Infrastructure renewal starts with a need and a vision. With hard work, strategy and perseverance that vision turns into bricks and mortar.

The diagram on the next page visualizes the steps to take to have a successful journey and outcome. Although each step is separated, in reality several steps can be happening at once.

The first step is to ensure your organization is ready to embark on the journey. It improves your organizational capacity and understanding to ensure your charity has the resilience and ability to manage each of the subsequent steps.

The second step helps you to explore your idea and vision of infrastructure renewal, asking questions regarding your research, initial partners, financial constraints, and the feasibility of your vision.

The guide goes on to explore your charity’s internal capacity, looking at leadership, communications, and fiscal readiness.

Then it switches towards your capacity to manage external partners, providing suggestions gleaned from many leaders in each of the 6 industries that make up the “system” through which charity infrastructure exists, operates, and is renewed.

This guide does not go into the details of the last two phases—pre-development and construction/operations—as these phases are often technical and too widely varied to be contain within this short guide. However, if a charity does a good job at the first four stages they are well prepared for the final legs of the journey.

At each stage, it’s crucial for your organization to use your mission and vision as a lens to decide how to proceed.

Renewal Guide for Charity Infrastructure Renewal

Infrastructure Innovation Case Studies

Food Bank Model

The Mustard Seed is a well-loved and long-term charity of Victoria, which runs the largest food bank on Vancouver Island. But they had been operating a typical food hamper program for years, where clients would come in, be interviewed, and a volunteer would pick, pack, and provide a box of food for a family. To reduce waste and provide a more dignified experience, the Mustard Seed developed a vision of a “grocery store-style market” in which clients could choose their own food for their families. The problem was that their warehouse was ugly, ill-equipped, and not at all designed to become a type of social grocery store. Plus, they didn’t have the fiscal resources required for an upgrade.

HeroWork partnered with them and developed concepts, plans, and drawings that brought their vision to life.

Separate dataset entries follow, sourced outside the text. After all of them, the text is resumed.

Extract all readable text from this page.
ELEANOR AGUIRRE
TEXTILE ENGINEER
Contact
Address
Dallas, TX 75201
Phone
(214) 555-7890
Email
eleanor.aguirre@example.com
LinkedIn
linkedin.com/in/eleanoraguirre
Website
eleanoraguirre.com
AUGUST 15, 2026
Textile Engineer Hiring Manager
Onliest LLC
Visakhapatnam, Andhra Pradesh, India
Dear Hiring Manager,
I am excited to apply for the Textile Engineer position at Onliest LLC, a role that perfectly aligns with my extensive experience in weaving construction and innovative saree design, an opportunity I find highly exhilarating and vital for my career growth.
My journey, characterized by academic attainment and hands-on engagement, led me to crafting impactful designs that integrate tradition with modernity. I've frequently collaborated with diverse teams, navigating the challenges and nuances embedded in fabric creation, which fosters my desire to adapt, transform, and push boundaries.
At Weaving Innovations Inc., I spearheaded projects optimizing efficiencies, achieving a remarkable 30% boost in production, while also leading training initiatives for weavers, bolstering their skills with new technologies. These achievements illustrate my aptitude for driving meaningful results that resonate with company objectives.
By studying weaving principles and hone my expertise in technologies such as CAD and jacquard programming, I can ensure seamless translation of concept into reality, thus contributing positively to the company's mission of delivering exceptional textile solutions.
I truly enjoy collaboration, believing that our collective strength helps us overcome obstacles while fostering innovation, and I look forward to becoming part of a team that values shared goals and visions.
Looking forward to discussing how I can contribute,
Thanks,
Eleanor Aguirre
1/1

Then HeroWork mobilized over 100 companies and 500 volunteers, contributing hundreds of thousands of dollars’ worth of in-kind labour and goods.

Today the Mustard Seed operates one of the most innovative programs in the province, serving the food insecure of Victoria in a more efficient and humane way.

Recovery Program

The Our Place Society has been helping the impoverished, mentally and physically challenged, addicted and homeless for decades. Through their years of experience, they discerned that homelessness, addiction, and incarceration represent a repeating, complex, and interconnected pattern that kept people entrenched on the streets.

Our Place researched an innovative solution, modelled from an Italian community called San Patrignano that reports a 72% full-recovery rate for thousands of residents who complete their program. Through several deep partnerships they were able to get a long-term lease of an old youth detention facility to operate a Therapeutic Recovery Community. The problem was that the facility needed extensive and expensive renovations to make it look, feel, and operate like a home, not a jail.

They partnered with HeroWork to save hundreds of thousands of dollars on a complex and wide-ranging renovation that now enables them to operate an innovative Therapeutic Recovery Community that, we believe, will become a new model of treatment in Canada.